Has cambiado, ahora estás como vivísima. He
cambiado, no estoy más viva, pero sí encuentro la muerte y el tiempo presionándome
para vivir. Porque vivo una vida maravillosa, y a veces pienso que en cualquier
momento, sin que me dé cuenta, se acabará y no volveré a vivir estos años de
locura y rendición y de pura vida y bendita belleza. No sé qué digo la mitad
del tiempo, y la otra mitad no digo nada. Hace nada he leído El amante de
Marguerite Duras, sabiendo que me iba a gustar —como todos los libros que
compro; tengo un don—, y me ha gustado. Me ha gustado muchísimo. He avasallado
a las personas de mi vida con sus palabras y sus escenas y su intensidad. He
intentado sacudirles, agitarles hasta el extremo de la ternura y la excitación.
Hasta que la fuente se ha agotado, y ese ir y venir de fragmentos de
cotidianidad se ha vuelto invasión. Se han desolado las ganas, se han
marchitado las fuerzas. Y yo he escrito cosas que encuentro brillantes en mi
pequeña libreta azul: desencanto es muerte. La muerte es el desencanto. No hay
mejor representación ni metáfora que la que sale de mi mente y sus
cavilaciones.
He ganado un
libro de Bohumil Hrabal esta mañana. Anoche hablamos de un tal Samir que en
realidad no se llama Samir, descubrimos que nosotras éramos las otras, las no
importantes, y nos reímos. Fue una risa falsa y triste, pero una risa de
alivio, de resignación, de ahora somos un
poco más libres. Hablamos de nuestras fantasías, del sexo, de lo perverso,
de ser niñas y ser vírgenes cuando el dolor harto conocido se presenta siempre
como la primera vez. Renuncié a aquel loco de Samir, lo decidí. En realidad el
ensueño simplemente acabó por desvanecerse; al contárselo a ella el desencanto
se hizo real, y no pude detener la muerte de aquella parte de mi vida, y casi
de mi cuerpo. Ahora me supongo de luto, de celebración. Debes encontrar a alguien a quien le importe, a quien le importes.

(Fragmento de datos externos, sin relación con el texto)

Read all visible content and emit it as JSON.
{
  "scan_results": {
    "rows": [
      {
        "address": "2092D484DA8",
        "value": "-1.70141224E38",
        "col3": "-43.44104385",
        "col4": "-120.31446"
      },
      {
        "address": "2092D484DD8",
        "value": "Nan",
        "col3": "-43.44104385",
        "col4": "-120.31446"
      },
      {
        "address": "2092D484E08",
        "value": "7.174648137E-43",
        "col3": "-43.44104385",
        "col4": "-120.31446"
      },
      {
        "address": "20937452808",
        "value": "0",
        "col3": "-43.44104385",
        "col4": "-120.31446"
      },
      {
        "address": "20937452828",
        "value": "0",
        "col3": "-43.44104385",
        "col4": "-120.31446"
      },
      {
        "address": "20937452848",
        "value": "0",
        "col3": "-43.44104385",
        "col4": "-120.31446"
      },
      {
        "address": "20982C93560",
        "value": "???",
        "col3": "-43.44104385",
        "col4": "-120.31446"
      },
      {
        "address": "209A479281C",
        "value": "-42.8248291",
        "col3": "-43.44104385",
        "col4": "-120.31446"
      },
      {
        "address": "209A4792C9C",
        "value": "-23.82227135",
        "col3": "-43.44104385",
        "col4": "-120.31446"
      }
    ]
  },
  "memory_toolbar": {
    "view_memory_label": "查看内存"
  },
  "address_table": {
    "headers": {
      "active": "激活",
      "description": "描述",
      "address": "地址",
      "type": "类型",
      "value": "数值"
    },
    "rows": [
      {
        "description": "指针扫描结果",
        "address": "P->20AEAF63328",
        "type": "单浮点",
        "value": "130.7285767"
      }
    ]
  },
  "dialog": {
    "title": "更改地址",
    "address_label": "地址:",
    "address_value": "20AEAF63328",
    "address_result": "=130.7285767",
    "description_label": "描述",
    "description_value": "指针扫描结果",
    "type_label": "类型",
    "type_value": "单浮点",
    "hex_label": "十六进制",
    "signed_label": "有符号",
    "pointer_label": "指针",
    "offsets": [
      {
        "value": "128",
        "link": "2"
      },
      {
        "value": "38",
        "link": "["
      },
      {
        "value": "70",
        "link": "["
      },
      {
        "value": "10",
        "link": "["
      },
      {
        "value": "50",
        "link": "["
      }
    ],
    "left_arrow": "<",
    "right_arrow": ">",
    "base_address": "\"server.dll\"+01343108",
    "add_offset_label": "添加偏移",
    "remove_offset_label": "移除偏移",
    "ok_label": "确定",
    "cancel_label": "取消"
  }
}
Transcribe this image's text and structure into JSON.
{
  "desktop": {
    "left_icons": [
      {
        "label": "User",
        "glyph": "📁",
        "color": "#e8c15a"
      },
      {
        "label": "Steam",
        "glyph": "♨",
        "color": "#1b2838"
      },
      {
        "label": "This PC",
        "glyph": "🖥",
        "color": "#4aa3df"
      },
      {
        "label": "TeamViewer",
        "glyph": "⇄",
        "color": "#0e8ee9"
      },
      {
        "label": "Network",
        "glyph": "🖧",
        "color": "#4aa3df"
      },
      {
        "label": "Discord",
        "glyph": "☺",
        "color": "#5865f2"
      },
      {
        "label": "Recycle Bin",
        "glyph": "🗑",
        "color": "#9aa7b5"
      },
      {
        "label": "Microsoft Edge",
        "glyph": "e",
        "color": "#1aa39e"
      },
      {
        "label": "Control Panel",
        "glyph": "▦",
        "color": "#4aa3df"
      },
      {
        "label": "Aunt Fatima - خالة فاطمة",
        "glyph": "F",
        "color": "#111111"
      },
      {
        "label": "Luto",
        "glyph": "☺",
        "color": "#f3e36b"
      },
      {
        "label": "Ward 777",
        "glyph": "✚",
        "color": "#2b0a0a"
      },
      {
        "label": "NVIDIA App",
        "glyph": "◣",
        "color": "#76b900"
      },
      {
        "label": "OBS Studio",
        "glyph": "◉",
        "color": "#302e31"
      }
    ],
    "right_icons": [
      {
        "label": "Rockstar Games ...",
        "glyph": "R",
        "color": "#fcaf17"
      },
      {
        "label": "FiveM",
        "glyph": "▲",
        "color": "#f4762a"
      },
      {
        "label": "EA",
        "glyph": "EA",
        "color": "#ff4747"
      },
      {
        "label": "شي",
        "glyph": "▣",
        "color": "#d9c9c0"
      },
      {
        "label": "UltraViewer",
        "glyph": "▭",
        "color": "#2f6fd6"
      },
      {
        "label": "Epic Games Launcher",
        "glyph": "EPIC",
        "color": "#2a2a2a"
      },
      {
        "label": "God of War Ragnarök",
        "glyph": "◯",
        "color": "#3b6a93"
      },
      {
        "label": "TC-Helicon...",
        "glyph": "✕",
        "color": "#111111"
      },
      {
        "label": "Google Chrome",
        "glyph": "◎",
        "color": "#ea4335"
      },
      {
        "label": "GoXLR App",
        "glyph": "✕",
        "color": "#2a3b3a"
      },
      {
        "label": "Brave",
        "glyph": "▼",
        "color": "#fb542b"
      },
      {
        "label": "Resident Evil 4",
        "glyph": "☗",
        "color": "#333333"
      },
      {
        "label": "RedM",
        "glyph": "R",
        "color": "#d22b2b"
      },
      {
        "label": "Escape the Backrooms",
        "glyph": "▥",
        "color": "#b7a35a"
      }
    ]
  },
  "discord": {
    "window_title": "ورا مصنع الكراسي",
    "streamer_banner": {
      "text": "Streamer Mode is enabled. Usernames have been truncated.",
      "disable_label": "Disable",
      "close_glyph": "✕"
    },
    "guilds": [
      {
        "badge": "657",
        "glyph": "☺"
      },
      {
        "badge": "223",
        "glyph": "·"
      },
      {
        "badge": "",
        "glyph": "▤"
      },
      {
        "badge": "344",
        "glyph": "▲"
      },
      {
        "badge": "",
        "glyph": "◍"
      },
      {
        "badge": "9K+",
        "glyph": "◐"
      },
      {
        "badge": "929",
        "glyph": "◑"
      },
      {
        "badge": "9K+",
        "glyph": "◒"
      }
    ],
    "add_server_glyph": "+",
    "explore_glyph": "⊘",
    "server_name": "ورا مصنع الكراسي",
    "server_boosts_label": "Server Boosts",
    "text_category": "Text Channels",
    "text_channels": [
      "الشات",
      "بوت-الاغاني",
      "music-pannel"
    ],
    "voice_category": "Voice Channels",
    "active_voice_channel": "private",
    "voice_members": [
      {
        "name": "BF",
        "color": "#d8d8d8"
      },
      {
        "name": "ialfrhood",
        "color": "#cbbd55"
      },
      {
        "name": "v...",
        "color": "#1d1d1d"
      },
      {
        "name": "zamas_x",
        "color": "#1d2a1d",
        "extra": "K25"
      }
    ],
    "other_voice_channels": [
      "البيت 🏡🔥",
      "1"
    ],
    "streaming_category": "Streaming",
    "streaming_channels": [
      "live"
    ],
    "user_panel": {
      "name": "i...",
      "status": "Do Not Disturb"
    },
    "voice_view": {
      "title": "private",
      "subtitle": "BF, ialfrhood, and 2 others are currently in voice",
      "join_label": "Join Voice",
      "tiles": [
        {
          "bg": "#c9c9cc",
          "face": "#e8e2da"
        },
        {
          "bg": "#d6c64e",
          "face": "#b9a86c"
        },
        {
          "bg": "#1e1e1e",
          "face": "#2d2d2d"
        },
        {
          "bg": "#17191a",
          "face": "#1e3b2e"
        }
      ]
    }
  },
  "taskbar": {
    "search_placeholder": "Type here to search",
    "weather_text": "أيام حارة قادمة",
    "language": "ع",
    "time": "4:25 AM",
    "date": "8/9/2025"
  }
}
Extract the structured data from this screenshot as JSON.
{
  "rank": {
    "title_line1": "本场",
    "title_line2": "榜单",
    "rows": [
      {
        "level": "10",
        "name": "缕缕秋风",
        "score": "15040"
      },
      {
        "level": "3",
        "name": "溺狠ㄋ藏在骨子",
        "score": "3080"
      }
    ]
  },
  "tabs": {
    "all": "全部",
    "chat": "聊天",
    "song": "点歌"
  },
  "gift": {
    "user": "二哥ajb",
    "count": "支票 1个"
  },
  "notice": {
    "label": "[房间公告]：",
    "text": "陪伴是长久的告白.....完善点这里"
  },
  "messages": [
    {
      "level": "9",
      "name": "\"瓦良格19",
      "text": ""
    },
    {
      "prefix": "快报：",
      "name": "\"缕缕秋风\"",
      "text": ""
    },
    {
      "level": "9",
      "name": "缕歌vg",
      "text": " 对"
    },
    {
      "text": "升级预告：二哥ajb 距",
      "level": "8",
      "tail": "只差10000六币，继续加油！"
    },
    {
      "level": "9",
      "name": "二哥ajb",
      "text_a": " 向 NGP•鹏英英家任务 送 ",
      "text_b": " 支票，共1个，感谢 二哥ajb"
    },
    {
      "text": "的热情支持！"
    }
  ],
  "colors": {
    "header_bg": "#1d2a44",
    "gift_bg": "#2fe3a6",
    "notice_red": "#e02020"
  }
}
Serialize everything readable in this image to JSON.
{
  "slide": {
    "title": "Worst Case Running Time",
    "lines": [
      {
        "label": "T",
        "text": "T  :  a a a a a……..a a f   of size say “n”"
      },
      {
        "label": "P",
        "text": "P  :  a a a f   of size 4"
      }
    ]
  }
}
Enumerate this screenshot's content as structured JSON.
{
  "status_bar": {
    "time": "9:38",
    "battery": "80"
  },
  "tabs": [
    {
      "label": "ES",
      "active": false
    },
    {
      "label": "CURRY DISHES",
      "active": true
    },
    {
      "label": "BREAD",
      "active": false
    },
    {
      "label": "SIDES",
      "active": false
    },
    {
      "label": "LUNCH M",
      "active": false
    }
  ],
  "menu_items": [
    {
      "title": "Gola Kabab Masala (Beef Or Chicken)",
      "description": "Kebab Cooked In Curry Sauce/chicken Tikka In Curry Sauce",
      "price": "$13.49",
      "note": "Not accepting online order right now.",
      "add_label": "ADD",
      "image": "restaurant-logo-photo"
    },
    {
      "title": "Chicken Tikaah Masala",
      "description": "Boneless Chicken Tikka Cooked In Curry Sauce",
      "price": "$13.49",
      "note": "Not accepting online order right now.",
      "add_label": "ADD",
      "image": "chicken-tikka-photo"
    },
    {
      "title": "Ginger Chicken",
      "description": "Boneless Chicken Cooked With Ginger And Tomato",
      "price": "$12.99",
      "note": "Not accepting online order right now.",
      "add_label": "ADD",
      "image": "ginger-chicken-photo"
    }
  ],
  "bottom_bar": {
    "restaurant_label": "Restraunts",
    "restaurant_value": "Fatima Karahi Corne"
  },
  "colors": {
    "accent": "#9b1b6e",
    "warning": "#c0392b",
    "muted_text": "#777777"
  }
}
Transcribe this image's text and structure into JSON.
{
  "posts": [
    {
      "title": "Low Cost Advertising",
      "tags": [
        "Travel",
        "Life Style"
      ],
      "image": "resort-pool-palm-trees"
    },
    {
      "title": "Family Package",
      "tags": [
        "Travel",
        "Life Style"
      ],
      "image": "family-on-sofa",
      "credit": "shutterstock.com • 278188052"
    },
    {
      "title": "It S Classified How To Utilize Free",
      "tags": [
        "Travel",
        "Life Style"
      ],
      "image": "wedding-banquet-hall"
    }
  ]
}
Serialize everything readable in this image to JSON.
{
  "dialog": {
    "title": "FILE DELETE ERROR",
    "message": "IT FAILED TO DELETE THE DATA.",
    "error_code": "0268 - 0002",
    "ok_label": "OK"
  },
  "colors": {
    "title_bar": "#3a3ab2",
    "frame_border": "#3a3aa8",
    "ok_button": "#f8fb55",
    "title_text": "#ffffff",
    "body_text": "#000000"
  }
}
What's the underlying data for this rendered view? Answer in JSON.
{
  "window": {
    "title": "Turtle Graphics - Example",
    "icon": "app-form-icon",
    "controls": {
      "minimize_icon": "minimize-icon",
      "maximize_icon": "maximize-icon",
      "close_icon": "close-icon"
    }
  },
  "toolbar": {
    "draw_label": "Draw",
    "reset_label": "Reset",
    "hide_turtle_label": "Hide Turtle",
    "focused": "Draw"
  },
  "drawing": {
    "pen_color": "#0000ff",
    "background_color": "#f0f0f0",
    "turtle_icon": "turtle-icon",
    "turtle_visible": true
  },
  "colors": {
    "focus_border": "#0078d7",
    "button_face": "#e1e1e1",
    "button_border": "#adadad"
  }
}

Aún me quedo consternada y pensativa ante ese consejo: pero qué. No. Debería
escucharle. Sí. Tiene razón. Debería encontrar a alguien a quien le importe
después del daño. Debo esperar. Debo estar atenta. Debo salir y encontrar algo
que no estoy buscando para dejar de buscarme a mí misma. Me siento triste y sin
fuerzas.
Ha pasado toda
una vida desde comienzos de Octubre. He vivido encantos y desencantos. Me he
dejado el aliento y el corazón en las manos de otras personas y en el fondo de otros
pozos. No me arrepiento de desgarrarme de esta manera. He encontrado otra
palabra favorita: germen. He descubierto otro libro favorito: El amante. Otra
película maravillosa: El amante (1992). Un nuevo poeta: Hölderlin. Una nueva
expresión en alemán: knuddeln mich. Una nueva canción favorita: Hope you die
(Molly Nilsson). Ahora nos decimos: rusita tú, rusita yo. Porque somos un poco
pálidas, un poco bellas, un poco locas y un poco frías. Le echaré de menos
porque a veces me hacía sentir bien. Adiós, Samir, adiós. Y vuelvo a ser mía, y de ella, y de
nosotros. Ellos me han perdonado, ahora me toca a mí perdonarme y perdonar al mundo, aunque el mundo para mí
siempre esté absuelto. Ya son las 14:04, el tazón de colacao sigue sobre la
mesa, ya vacío. La mesa sigue temblando. Las tareas siguen esperándome. Yo sigo
escribiendo. Vosotros volveréis a escucharme... ¿verdad?